Les métriques de backtest résument différents aspects d’une simulation : rendement, variabilité, perte en queue de distribution, parcours, qualité des trades, mise en œuvre et incertitude. Un benchmark définit le terme de comparaison. Aucune métrique prise isolément n’établit qu’une stratégie possède un edge ou qu’elle convient à un investisseur.

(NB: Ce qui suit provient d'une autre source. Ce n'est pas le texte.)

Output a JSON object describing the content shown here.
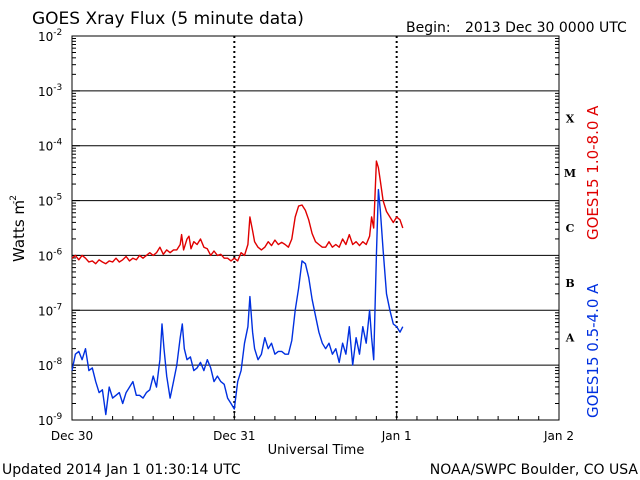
{
  "header": {
    "title": "GOES Xray Flux (5 minute data)",
    "begin_label": "Begin:",
    "begin_value": "2013 Dec 30 0000 UTC"
  },
  "footer": {
    "updated": "Updated 2014 Jan  1 01:30:14 UTC",
    "credit": "NOAA/SWPC Boulder, CO USA"
  },
  "chart_data": {
    "type": "line",
    "title": "GOES Xray Flux (5 minute data)",
    "xlabel": "Universal Time",
    "ylabel_base": "Watts m",
    "ylabel_exp": "-2",
    "y_scale": "log",
    "ylim": [
      1e-09,
      0.01
    ],
    "xlim_hours": [
      0,
      72
    ],
    "y_ticks": [
      {
        "mant": "10",
        "exp": "-2"
      },
      {
        "mant": "10",
        "exp": "-3"
      },
      {
        "mant": "10",
        "exp": "-4"
      },
      {
        "mant": "10",
        "exp": "-5"
      },
      {
        "mant": "10",
        "exp": "-6"
      },
      {
        "mant": "10",
        "exp": "-7"
      },
      {
        "mant": "10",
        "exp": "-8"
      },
      {
        "mant": "10",
        "exp": "-9"
      }
    ],
    "x_ticks": [
      {
        "label": "Dec 30",
        "hour": 0
      },
      {
        "label": "Dec 31",
        "hour": 24
      },
      {
        "label": "Jan 1",
        "hour": 48
      },
      {
        "label": "Jan 2",
        "hour": 72
      }
    ],
    "flare_classes": [
      {
        "label": "X",
        "exp": -3.5
      },
      {
        "label": "M",
        "exp": -4.5
      },
      {
        "label": "C",
        "exp": -5.5
      },
      {
        "label": "B",
        "exp": -6.5
      },
      {
        "label": "A",
        "exp": -7.5
      }
    ],
    "series": [
      {
        "name": "GOES15 1.0-8.0 A",
        "color": "#e00000",
        "points": [
          [
            0.0,
            -6.05
          ],
          [
            0.5,
            -6.0
          ],
          [
            1.0,
            -6.08
          ],
          [
            1.5,
            -6.0
          ],
          [
            2.0,
            -6.05
          ],
          [
            2.5,
            -6.12
          ],
          [
            3.0,
            -6.1
          ],
          [
            3.5,
            -6.15
          ],
          [
            4.0,
            -6.08
          ],
          [
            4.5,
            -6.12
          ],
          [
            5.0,
            -6.15
          ],
          [
            5.5,
            -6.1
          ],
          [
            6.0,
            -6.12
          ],
          [
            6.5,
            -6.05
          ],
          [
            7.0,
            -6.12
          ],
          [
            7.5,
            -6.08
          ],
          [
            8.0,
            -6.02
          ],
          [
            8.5,
            -6.1
          ],
          [
            9.0,
            -6.05
          ],
          [
            9.5,
            -6.08
          ],
          [
            10.0,
            -6.0
          ],
          [
            10.5,
            -6.05
          ],
          [
            11.0,
            -6.0
          ],
          [
            11.5,
            -5.95
          ],
          [
            12.0,
            -6.0
          ],
          [
            12.5,
            -5.95
          ],
          [
            13.0,
            -5.85
          ],
          [
            13.5,
            -5.98
          ],
          [
            14.0,
            -5.9
          ],
          [
            14.5,
            -5.95
          ],
          [
            15.0,
            -5.9
          ],
          [
            15.5,
            -5.9
          ],
          [
            16.0,
            -5.8
          ],
          [
            16.2,
            -5.62
          ],
          [
            16.5,
            -5.9
          ],
          [
            17.0,
            -5.7
          ],
          [
            17.3,
            -5.65
          ],
          [
            17.6,
            -5.88
          ],
          [
            18.0,
            -5.75
          ],
          [
            18.5,
            -5.8
          ],
          [
            19.0,
            -5.7
          ],
          [
            19.5,
            -5.85
          ],
          [
            20.0,
            -5.88
          ],
          [
            20.5,
            -6.0
          ],
          [
            21.0,
            -5.92
          ],
          [
            21.5,
            -6.0
          ],
          [
            22.0,
            -5.98
          ],
          [
            22.5,
            -6.05
          ],
          [
            23.0,
            -6.05
          ],
          [
            23.5,
            -6.1
          ],
          [
            24.0,
            -6.05
          ],
          [
            24.5,
            -6.1
          ],
          [
            25.0,
            -5.95
          ],
          [
            25.5,
            -6.0
          ],
          [
            26.0,
            -5.8
          ],
          [
            26.3,
            -5.3
          ],
          [
            26.7,
            -5.55
          ],
          [
            27.0,
            -5.75
          ],
          [
            27.5,
            -5.85
          ],
          [
            28.0,
            -5.9
          ],
          [
            28.5,
            -5.85
          ],
          [
            29.0,
            -5.75
          ],
          [
            29.5,
            -5.82
          ],
          [
            30.0,
            -5.72
          ],
          [
            30.5,
            -5.8
          ],
          [
            31.0,
            -5.76
          ],
          [
            31.5,
            -5.8
          ],
          [
            32.0,
            -5.85
          ],
          [
            32.5,
            -5.7
          ],
          [
            33.0,
            -5.3
          ],
          [
            33.5,
            -5.1
          ],
          [
            34.0,
            -5.08
          ],
          [
            34.5,
            -5.18
          ],
          [
            35.0,
            -5.35
          ],
          [
            35.5,
            -5.6
          ],
          [
            36.0,
            -5.75
          ],
          [
            36.5,
            -5.8
          ],
          [
            37.0,
            -5.85
          ],
          [
            37.5,
            -5.85
          ],
          [
            38.0,
            -5.75
          ],
          [
            38.5,
            -5.85
          ],
          [
            39.0,
            -5.8
          ],
          [
            39.5,
            -5.85
          ],
          [
            40.0,
            -5.7
          ],
          [
            40.5,
            -5.8
          ],
          [
            41.0,
            -5.62
          ],
          [
            41.5,
            -5.8
          ],
          [
            42.0,
            -5.75
          ],
          [
            42.5,
            -5.82
          ],
          [
            43.0,
            -5.75
          ],
          [
            43.5,
            -5.8
          ],
          [
            44.0,
            -5.65
          ],
          [
            44.3,
            -5.3
          ],
          [
            44.6,
            -5.5
          ],
          [
            45.0,
            -4.28
          ],
          [
            45.3,
            -4.4
          ],
          [
            45.6,
            -4.65
          ],
          [
            46.0,
            -5.0
          ],
          [
            46.5,
            -5.2
          ],
          [
            47.0,
            -5.3
          ],
          [
            47.5,
            -5.4
          ],
          [
            48.0,
            -5.3
          ],
          [
            48.5,
            -5.35
          ],
          [
            48.9,
            -5.5
          ]
        ]
      },
      {
        "name": "GOES15 0.5-4.0 A",
        "color": "#0030e0",
        "points": [
          [
            0.0,
            -8.1
          ],
          [
            0.5,
            -7.8
          ],
          [
            1.0,
            -7.75
          ],
          [
            1.5,
            -7.9
          ],
          [
            2.0,
            -7.7
          ],
          [
            2.5,
            -8.1
          ],
          [
            3.0,
            -8.05
          ],
          [
            3.5,
            -8.3
          ],
          [
            4.0,
            -8.5
          ],
          [
            4.5,
            -8.45
          ],
          [
            5.0,
            -8.9
          ],
          [
            5.5,
            -8.4
          ],
          [
            6.0,
            -8.6
          ],
          [
            6.5,
            -8.55
          ],
          [
            7.0,
            -8.5
          ],
          [
            7.5,
            -8.7
          ],
          [
            8.0,
            -8.5
          ],
          [
            8.5,
            -8.4
          ],
          [
            9.0,
            -8.3
          ],
          [
            9.5,
            -8.55
          ],
          [
            10.0,
            -8.55
          ],
          [
            10.5,
            -8.6
          ],
          [
            11.0,
            -8.5
          ],
          [
            11.5,
            -8.45
          ],
          [
            12.0,
            -8.2
          ],
          [
            12.5,
            -8.4
          ],
          [
            13.0,
            -7.9
          ],
          [
            13.3,
            -7.25
          ],
          [
            13.6,
            -7.7
          ],
          [
            14.0,
            -8.2
          ],
          [
            14.5,
            -8.6
          ],
          [
            15.0,
            -8.3
          ],
          [
            15.5,
            -8.0
          ],
          [
            16.0,
            -7.5
          ],
          [
            16.3,
            -7.25
          ],
          [
            16.6,
            -7.7
          ],
          [
            17.0,
            -7.9
          ],
          [
            17.5,
            -7.85
          ],
          [
            18.0,
            -8.1
          ],
          [
            18.5,
            -8.05
          ],
          [
            19.0,
            -7.95
          ],
          [
            19.5,
            -8.1
          ],
          [
            20.0,
            -7.9
          ],
          [
            20.5,
            -8.05
          ],
          [
            21.0,
            -8.3
          ],
          [
            21.5,
            -8.2
          ],
          [
            22.0,
            -8.3
          ],
          [
            22.5,
            -8.35
          ],
          [
            23.0,
            -8.6
          ],
          [
            23.5,
            -8.7
          ],
          [
            24.0,
            -8.8
          ],
          [
            24.5,
            -8.3
          ],
          [
            25.0,
            -8.1
          ],
          [
            25.5,
            -7.6
          ],
          [
            26.0,
            -7.3
          ],
          [
            26.3,
            -6.75
          ],
          [
            26.7,
            -7.4
          ],
          [
            27.0,
            -7.7
          ],
          [
            27.5,
            -7.9
          ],
          [
            28.0,
            -7.8
          ],
          [
            28.5,
            -7.5
          ],
          [
            29.0,
            -7.7
          ],
          [
            29.5,
            -7.6
          ],
          [
            30.0,
            -7.8
          ],
          [
            30.5,
            -7.75
          ],
          [
            31.0,
            -7.75
          ],
          [
            31.5,
            -7.8
          ],
          [
            32.0,
            -7.8
          ],
          [
            32.5,
            -7.55
          ],
          [
            33.0,
            -7.0
          ],
          [
            33.5,
            -6.6
          ],
          [
            34.0,
            -6.1
          ],
          [
            34.5,
            -6.15
          ],
          [
            35.0,
            -6.4
          ],
          [
            35.5,
            -6.8
          ],
          [
            36.0,
            -7.1
          ],
          [
            36.5,
            -7.4
          ],
          [
            37.0,
            -7.6
          ],
          [
            37.5,
            -7.7
          ],
          [
            38.0,
            -7.6
          ],
          [
            38.5,
            -7.8
          ],
          [
            39.0,
            -7.7
          ],
          [
            39.5,
            -7.95
          ],
          [
            40.0,
            -7.6
          ],
          [
            40.5,
            -7.8
          ],
          [
            41.0,
            -7.3
          ],
          [
            41.5,
            -8.0
          ],
          [
            42.0,
            -7.5
          ],
          [
            42.5,
            -7.8
          ],
          [
            43.0,
            -7.3
          ],
          [
            43.5,
            -7.6
          ],
          [
            44.0,
            -7.0
          ],
          [
            44.3,
            -7.5
          ],
          [
            44.6,
            -7.9
          ],
          [
            45.0,
            -6.0
          ],
          [
            45.3,
            -4.8
          ],
          [
            45.6,
            -5.2
          ],
          [
            46.0,
            -5.9
          ],
          [
            46.5,
            -6.7
          ],
          [
            47.0,
            -7.0
          ],
          [
            47.5,
            -7.25
          ],
          [
            48.0,
            -7.3
          ],
          [
            48.5,
            -7.4
          ],
          [
            48.9,
            -7.3
          ]
        ]
      }
    ]
  }
}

Le contrat précède le chiffre : série de rendements, fréquence, devise, capital, effet de levier, traitement de la trésorerie, réinvestissement, coûts, données manquantes, période et benchmark. Modifier une seule de ces conventions peut changer le résultat sans changer aucun trade.
Les familles de mesures
| Famille | Exemples | Question | Limite |
|---|---|---|---|
| Rendement | rendement cumulé, CAGR, rendement moyen, rendement excédentaire | de combien le capital a-t-il augmenté selon la convention déclarée ? | ne décrit ni le parcours ni le risque |
| Variabilité | volatilité, écart à la baisse | dans quelle mesure les rendements fluctuent-ils ? | pénalise ou ignore certains mouvements selon la définition |
| Ajustement au risque | Sharpe, Sortino, ratio d’information | quel rendement est associé à la mesure de risque retenue ? | sensible à la dépendance, à la distribution et au benchmark |
| Parcours | drawdown maximal, durée, temps de récupération, Calmar | quelle perte entre un sommet et un creux apparaît dans l’échantillon ? | un seul parcours n’identifie pas la distribution future |
| Queue de distribution | quantiles, Expected Shortfall, pire période | que se passe-t-il dans les observations ou scénarios les plus défavorables ? | la rareté des événements et le risque de modèle rendent l’estimation incertaine |
| Par trade | espérance, profit factor, taux de réussite, ratio gain/perte | comment les résultats se répartissent-ils par trade défini ? | chevauchement des trades et définition de l’unité |
| Mise en œuvre | turnover, spread, slippage, impact, capacité | quelle part de la performance brute peut effectivement être captée ? | les coûts dépendent de la taille et de l’état du marché |
| Incertitude | erreur standard, intervalles, bootstrap, résultats par fold | dans quelle mesure l’estimation est-elle précise et stable ? | dépend des hypothèses de la méthode |
Une métrique peut avoir plusieurs définitions. Le « rendement annuel » peut désigner une moyenne arithmétique annualisée ou un taux composé ; le ratio de Sortino peut utiliser des objectifs et des dénominateurs différents ; le profit factor dépend de la manière dont les trades, les coûts et les positions sont agrégés. La formule et la convention doivent être visibles.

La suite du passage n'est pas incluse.